Cependant, la date de la cérémonie approche et voilà tout à coup un incident imprévu qui bouleverse les hôtes de la rue Sainte-Croix. Junot avait pour ami un certain Duquesnoy qui était maire du 7e arrondissement lequel était alors situé dans le quartier Saint-Antoine et il demanda à Laure si elle ne voyait pas d’inconvénient à ce qu’il les mariât civilement. Elle lui répondit que, pour elle, elle n’en voyait aucun, que le seul ennui était la course un peu longue pour sa mère qu’il lui faudrait faire pour revenir du quartier Saint-Antoine à Saint-Louis d’Antin, leur paroisse, laquelle se trouvait en face de chez eux. Junot ne dit rien, eut l’air un peu embarrassé, et, quand elle se fut éloignée, il demanda à sa future belle-mère si, vraiment, son intention était de faire célébrer un mariage religieux. Mme Permon fit un bond.

- Comment ! s’écria-t-elle. Vous me demandez si je veux passer par l’église ? Ah çà, mon cher, nous prenez-vous pour des incroyants, des adeptes du mariage sans-culottes ? Nous sommes des catholiques – comme vous, du reste – et nous prétendons le demeurer.

Tout son sang n’a fait qu’un tour : la descendante des Comnène se dresse, outragée.

- Cependant, ose-t-il avancer, Mlle Laure…

- Eh bien ! Faites-la venir, et vous verrez ce qu’elle vous répondra.

La jeune fille est rappelée. Elle paraît stupéfaite lorsque son fiancé lui avoue qu’en demandant sa main il n’avait nulle intention de contracter un mariage religieux, qu’il ne pouvait ainsi se donner en spectacle à tous les badauds, que sa situation officielle, ses convictions républicaines, etc… Elle ne veut pas en entendre davantage :

- Jamais ! dit-elle, toute pâle et déjà tremblante, je n’accepterai le seul mariage civil. Soyez assuré que notre union n’aura pas lieu si nous ne passons pas par l’église.

Et elle court s’enfermer dans sa chambre où elle a une longue crise de sanglots.

Quelle affaire ! Tout le monde s’en mêle. Enfin, Albert a une discussion de plusieurs heures avec Junot et revient, triomphant, en disant qu’il l’a décidé, mais que le général désire que le mariage ait lieu à minuit. Laure y consent, mais Mme Permon le voudra-t-elle ? Elle le veut bien, dit-elle d’un air pincé, mais elle en profite pour exiger de son futur gendre qu’il demande pardon à sa fiancée d’avoir ainsi douté de ses sentiments.

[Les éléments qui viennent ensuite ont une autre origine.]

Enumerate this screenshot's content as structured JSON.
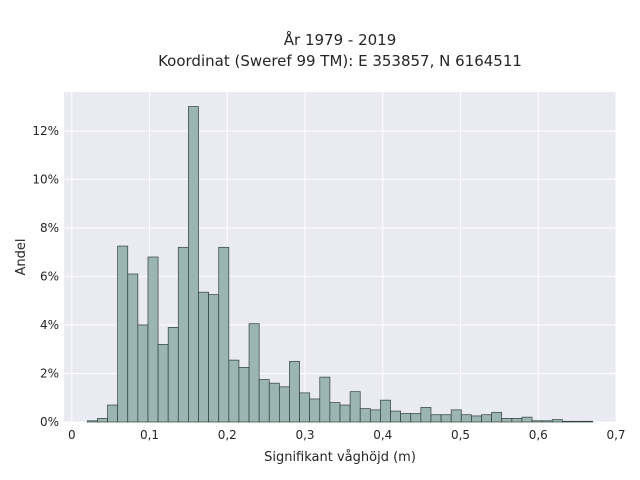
{
  "chart_data": {
    "type": "bar",
    "title_line1": "År 1979 - 2019",
    "title_line2": "Koordinat (Sweref 99 TM): E 353857, N 6164511",
    "xlabel": "Signifikant våghöjd (m)",
    "ylabel": "Andel",
    "xlim": [
      -0.01,
      0.7
    ],
    "ylim": [
      0,
      13.6
    ],
    "grid": true,
    "bin_width": 0.013,
    "bin_start": 0.02,
    "values": [
      0.05,
      0.15,
      0.7,
      7.25,
      6.1,
      4.0,
      6.8,
      3.2,
      3.9,
      7.2,
      13.0,
      5.35,
      5.25,
      7.2,
      2.55,
      2.25,
      4.05,
      1.75,
      1.6,
      1.45,
      2.5,
      1.2,
      0.95,
      1.85,
      0.8,
      0.7,
      1.25,
      0.55,
      0.5,
      0.9,
      0.45,
      0.35,
      0.35,
      0.6,
      0.3,
      0.3,
      0.5,
      0.3,
      0.25,
      0.3,
      0.4,
      0.15,
      0.15,
      0.2,
      0.05,
      0.05,
      0.1,
      0.03,
      0.03,
      0.03
    ],
    "xticks": [
      {
        "value": 0,
        "label": "0"
      },
      {
        "value": 0.1,
        "label": "0,1"
      },
      {
        "value": 0.2,
        "label": "0,2"
      },
      {
        "value": 0.3,
        "label": "0,3"
      },
      {
        "value": 0.4,
        "label": "0,4"
      },
      {
        "value": 0.5,
        "label": "0,5"
      },
      {
        "value": 0.6,
        "label": "0,6"
      },
      {
        "value": 0.7,
        "label": "0,7"
      }
    ],
    "yticks": [
      {
        "value": 0,
        "label": "0%"
      },
      {
        "value": 2,
        "label": "2%"
      },
      {
        "value": 4,
        "label": "4%"
      },
      {
        "value": 6,
        "label": "6%"
      },
      {
        "value": 8,
        "label": "8%"
      },
      {
        "value": 10,
        "label": "10%"
      },
      {
        "value": 12,
        "label": "12%"
      }
    ],
    "colors": {
      "plot_background": "#eaeaf2",
      "grid": "#ffffff",
      "bar_fill": "#9bb5b3",
      "bar_edge": "#2f3f3d"
    }
  }
}
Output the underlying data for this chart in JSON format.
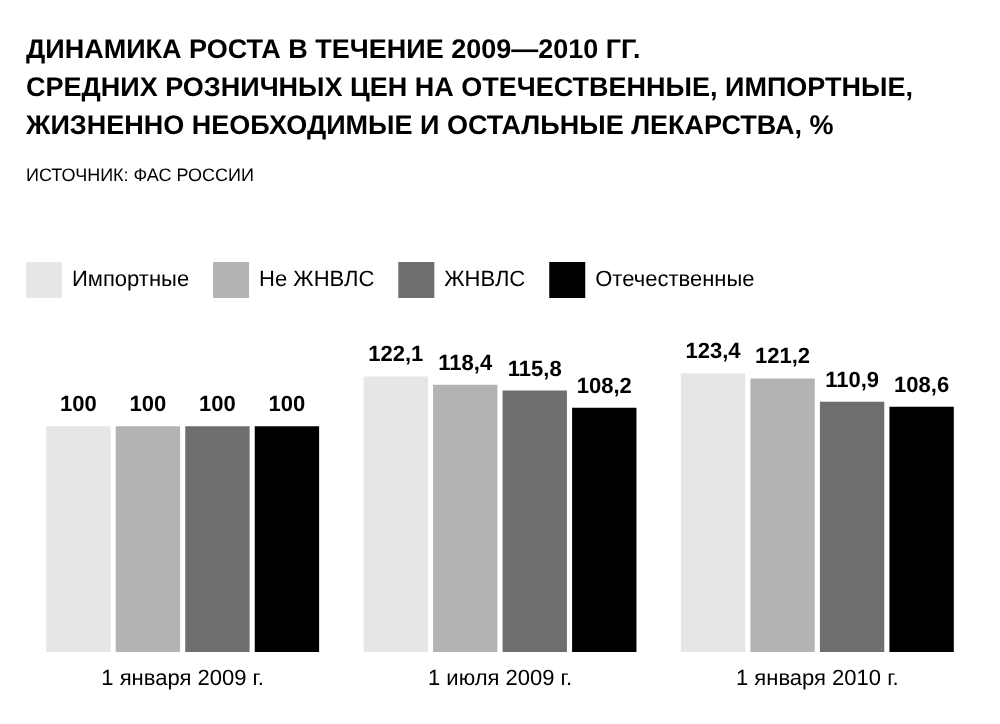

- Allons ! A genoux devant elle ! Et toi, donne-lui ta main et ta joue pour le récompenser.

Etourdi, accablé, lui aussi, par le chagrin, physionomie bouleversée, le pauvre Junot s’exécute, et, tout paraissant réglé, on va finir la soirée au théâtre et applaudir Talma dans Oreste.

Le 30 octobre 1800, dès le matin, on commence la toilette de la mariée. Elle a une robe de mousseline de l’Inde brodée au plumetis et en points à jour avec de longues manches. Sur sa tête elle a un bonnet en point de Bruxelles monté par Mlle Despaux avec une petite couronne de fleurs d’oranger d’où part un long voile en point d’Angleterre. A onze heures, le général arrive avec sa famille et ses deux témoins, son aide de camp, le capitaine Lallemand, et un peintre, M. Bardin. Ceux de Laure seront le comte de Villemanzy, ami intime de son père, et M. Laquion de Bois-Crozy. Son tuteur, M. Brunetière, lui servira de père et l’on s’enorgueillit de compter dans le cortège l’oncle de la mariée, le prince Démétrius de Comnène, venu tout exprès de Munich.

Au moment de partir pour la mairie, on voit deux « forts » et des dames de la Halle qui fendent la foule des curieux et demandent à être introduits. Ils apportent chacun un superbe bouquet, hommage au commandant de la place de Paris. « Nous partions pour la mairie, dit-elle, accompagnés de leurs vœux bruyants et au bruit des cris répétés de « Vive la mariée ! » M. Duquesnoy, le maire, leur évita l’ennui d’un long discours, se bornant « à quelques phrases bien senties ». Puis, l’on rentra à la maison. Lorsque minuit fut près de sonner, on repartit : malgré l’heure avancée, la rue était encore pleine de monde, qui applaudissait à grands cris le cortège se rendant à Saint-Louis d’Antin. une heure plus tard, les nouveaux époux gagnaient l’hôtel de la rue de Verneuil.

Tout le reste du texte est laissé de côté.